Which is kind of fun, in light of the recent discussion vis-a-vis religion.
Related: the blog Flashbulb Reviews picked up “Foundlings” the other day, and, while disclosing that they approached it from a highly “conservative” point of view (without expounding on what, precisely, that means), called it “an interesting, well-written, hard, controversial little short story that turned out to be more thought-provoking than I originally anticipated; there’s something for everyone to mentally chew on here. And really, isn’t that the point for a story such as this?”

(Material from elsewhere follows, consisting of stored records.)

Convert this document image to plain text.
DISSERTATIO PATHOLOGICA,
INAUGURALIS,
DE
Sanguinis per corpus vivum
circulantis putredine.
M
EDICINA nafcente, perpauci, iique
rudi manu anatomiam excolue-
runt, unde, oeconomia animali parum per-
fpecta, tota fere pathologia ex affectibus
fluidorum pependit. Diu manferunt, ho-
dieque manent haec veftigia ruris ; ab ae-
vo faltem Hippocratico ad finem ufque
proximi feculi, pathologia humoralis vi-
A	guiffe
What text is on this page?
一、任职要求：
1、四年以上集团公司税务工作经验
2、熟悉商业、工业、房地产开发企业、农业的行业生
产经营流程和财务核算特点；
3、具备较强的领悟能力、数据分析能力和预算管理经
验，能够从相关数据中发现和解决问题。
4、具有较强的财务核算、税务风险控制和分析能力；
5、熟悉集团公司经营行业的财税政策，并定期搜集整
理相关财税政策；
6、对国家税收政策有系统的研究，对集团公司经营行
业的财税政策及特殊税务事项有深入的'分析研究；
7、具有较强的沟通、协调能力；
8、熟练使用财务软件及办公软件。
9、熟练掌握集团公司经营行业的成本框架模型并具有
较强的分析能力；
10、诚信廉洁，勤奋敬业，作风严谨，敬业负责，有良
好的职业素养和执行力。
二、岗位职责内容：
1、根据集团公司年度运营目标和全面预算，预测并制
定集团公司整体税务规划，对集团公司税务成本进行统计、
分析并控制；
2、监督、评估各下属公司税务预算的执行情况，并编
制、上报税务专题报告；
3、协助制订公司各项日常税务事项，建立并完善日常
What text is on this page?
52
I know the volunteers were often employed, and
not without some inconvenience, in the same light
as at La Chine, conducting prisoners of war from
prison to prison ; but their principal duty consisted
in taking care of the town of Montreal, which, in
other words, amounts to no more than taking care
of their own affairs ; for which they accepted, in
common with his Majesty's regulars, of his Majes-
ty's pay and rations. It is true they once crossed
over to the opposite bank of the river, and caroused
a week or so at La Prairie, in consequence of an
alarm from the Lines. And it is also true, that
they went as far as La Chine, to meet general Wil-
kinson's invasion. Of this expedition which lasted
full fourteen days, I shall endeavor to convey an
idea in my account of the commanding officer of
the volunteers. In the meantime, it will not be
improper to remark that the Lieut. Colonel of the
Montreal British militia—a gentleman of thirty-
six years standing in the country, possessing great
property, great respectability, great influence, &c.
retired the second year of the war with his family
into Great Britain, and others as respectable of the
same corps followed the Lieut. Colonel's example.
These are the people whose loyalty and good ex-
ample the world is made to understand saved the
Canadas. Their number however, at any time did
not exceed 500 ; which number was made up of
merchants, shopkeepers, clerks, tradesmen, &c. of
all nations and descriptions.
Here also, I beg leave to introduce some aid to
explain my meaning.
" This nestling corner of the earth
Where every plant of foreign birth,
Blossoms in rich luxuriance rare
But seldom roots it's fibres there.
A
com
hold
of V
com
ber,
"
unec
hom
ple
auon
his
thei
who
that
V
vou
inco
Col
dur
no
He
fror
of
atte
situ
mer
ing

Please note: “Foundlings”, is one of the works currently eligible for a Nebula and/or Hugo nomination this year. And you can read it for free.
So there you have it. Here I am, subverting expectations and converting one Jane Austen fan to science fiction at a time. Mwahahaha.
Also, guys, on a totally UNRELATED note, I wrote 4,500 words yesterday. I never do that. I’m prodigiously proud of myself, and I’m also trying to console myself with what will doubtless be a huge drop off today.